The positivity of negativity is truly positive, because it does not eliminate the negative but makes it properly function as the integral driving force of the community's biopolitics that is necessarily dangerous (because political conflict can break out in the genuinely logical opposite of politics, war), but also necessary to reintregrating the existence of the body politic. So, community is not coextensive with immunity, otherwise community would be impermeable, a totality, free from irritants and annihilating external threats. But no finite community can exist without the tumults of opposition, and so these must be part of the living constitution of community.
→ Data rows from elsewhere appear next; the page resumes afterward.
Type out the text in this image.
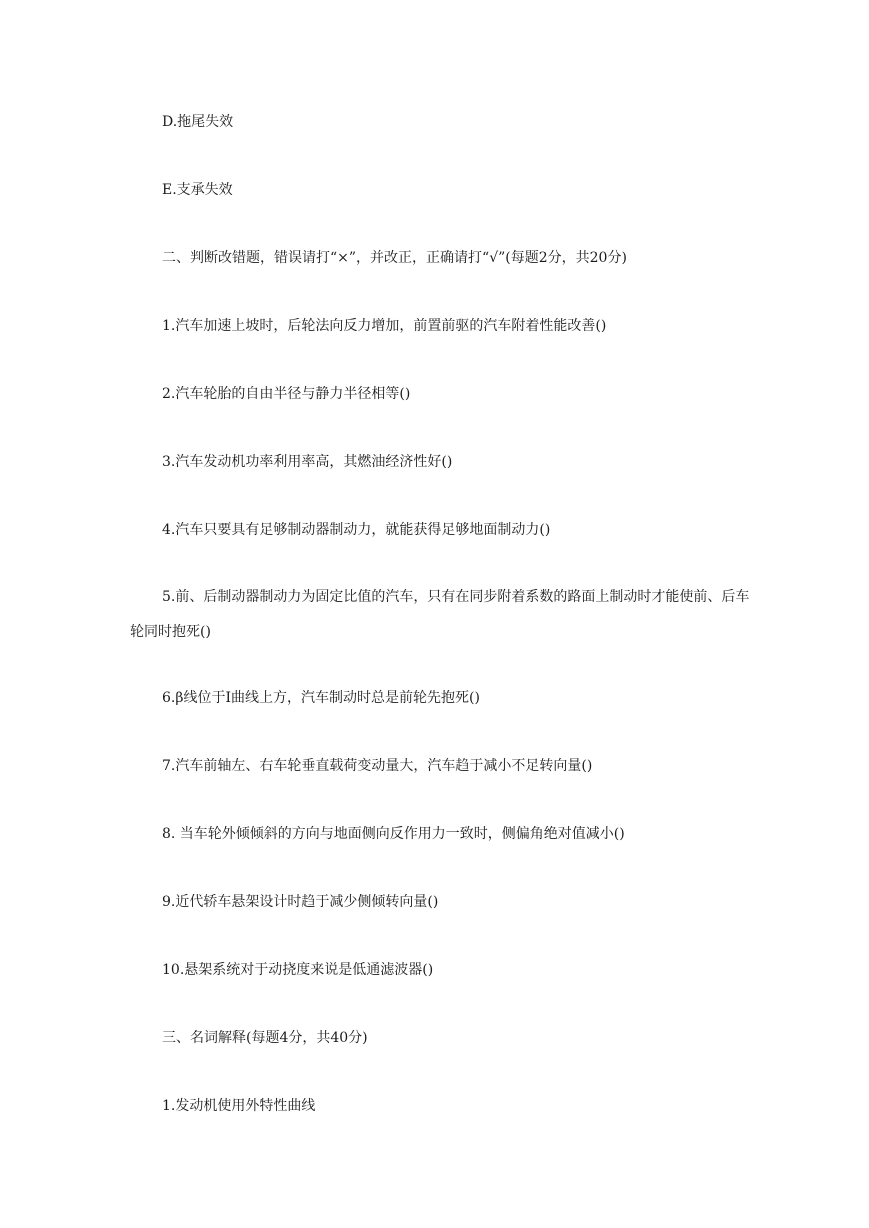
D.拖尾失效
E.支承失效
二、判断改错题，错误请打“×”，并改正，正确请打“√”(每题2分，共20分)
1.汽车加速上坡时，后轮法向反力增加，前置前驱的汽车附着性能改善()
2.汽车轮胎的自由半径与静力半径相等()
3.汽车发动机功率利用率高，其燃油经济性好()
4.汽车只要具有足够制动器制动力，就能获得足够地面制动力()
5.前、后制动器制动力为固定比值的汽车，只有在同步附着系数的路面上制动时才能使前、后车轮同时抱死()
6.β线位于I曲线上方，汽车制动时总是前轮先抱死()
7.汽车前轴左、右车轮垂直载荷变动量大，汽车趋于减小不足转向量()
8. 当车轮外倾倾斜的方向与地面侧向反作用力一致时，侧偏角绝对值减小()
9.近代轿车悬架设计时趋于减少侧倾转向量()
10.悬架系统对于动挠度来说是低通滤波器()
三、名词解释(每题4分，共40分)
1.发动机使用外特性曲线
So, Esposito's Mr. In-Between, a step up -- or perhaps more prudently, back -- from Nietzsche's overman, turns out to be this trifecta of difference-determination-opposition by which the negative is affirmed as constitutive of politics, rather than the arch-enemy to be eliminated totally. This trifecta works because political community's perfection is imperfection: in its difference from others, a community is determinate, and this delimitation is necessarily finite, not a totality that can master necessity, and so opposition, whether internal or external, is not a negation to be relentlessly negated. Rather, if properly functioning, this trifecta is like the immune system that "serves not as a dividing wall" of a community's determinate differentiation to what is other to it "but as a diaphragm and filter in our communication with the external environment" (199) without which the body politic could not live in a nature that it had not totally mastered by annihilating all opposition.

The injection of opposition that I would want to make to the body of Esposito's erudite and synoptic argument is that the implications for what this Mr. In-Between means for politics, our politics, as we live it locally, nationally, and internationally, are rather vague. Esposito might reply that this is the necessary effect of a treatise on metapolitics, but for a thinker who insists upon the singularity of things and existence, that would seem a dodge. Esposito is obviously highly critical of Heidegger's Nazism, and he seems equally critical of an imperial, totalizing socialism on the Soviet model; he is also critical of the classical liberal tradition and what must seem to him as its atomizing trajectory in an inevitable "break-up of American people into opposing ethnicities incapable of generating the seed of a future people" (153). Trumpian politics and the attack on the US Capitol on January 6, 2021 give that charge some bite, but he also criticizes contemporary communitarianism and multiculturalism as "not only reductive but even destructive vis-à-vis the universalist vocation of communitas" (198), presumably because each of these has far too crude a conception of the affirmative-negative biopolitics of a healthy polity's immune system. While Esposito seems to aim here at that "universalist vocation of communitas," this too is puzzling, because would not the universalizing of community partake in the logic of totalizing affirmation through the annihilation of difference? If Esposito opposes Derrida's totalizing conception of deconstruction as the eternal demolition of the metaphysical remnant (139), what polities and what institutions would his affirmative negation eliminate, reconstruct, or retain, and how? In sum, he gives very little indication, at least in this volume, what an alternative might be to the forms of political life we have known hitherto. I think there is one that would more amply confront and reconstruct the affirmative-negative of the tradition, but that is a tale for another day in getting to know Mr. In-Between.

 

[1] See G. Fried, Heidegger's Polemos: From Being to Politics (New Haven, Yale University Press, 2000).

[2] See M. Heidegger, Being and Truth, trans. G. Fried and R. Polt (Bloomington: Indiana University Press, 2010), 73.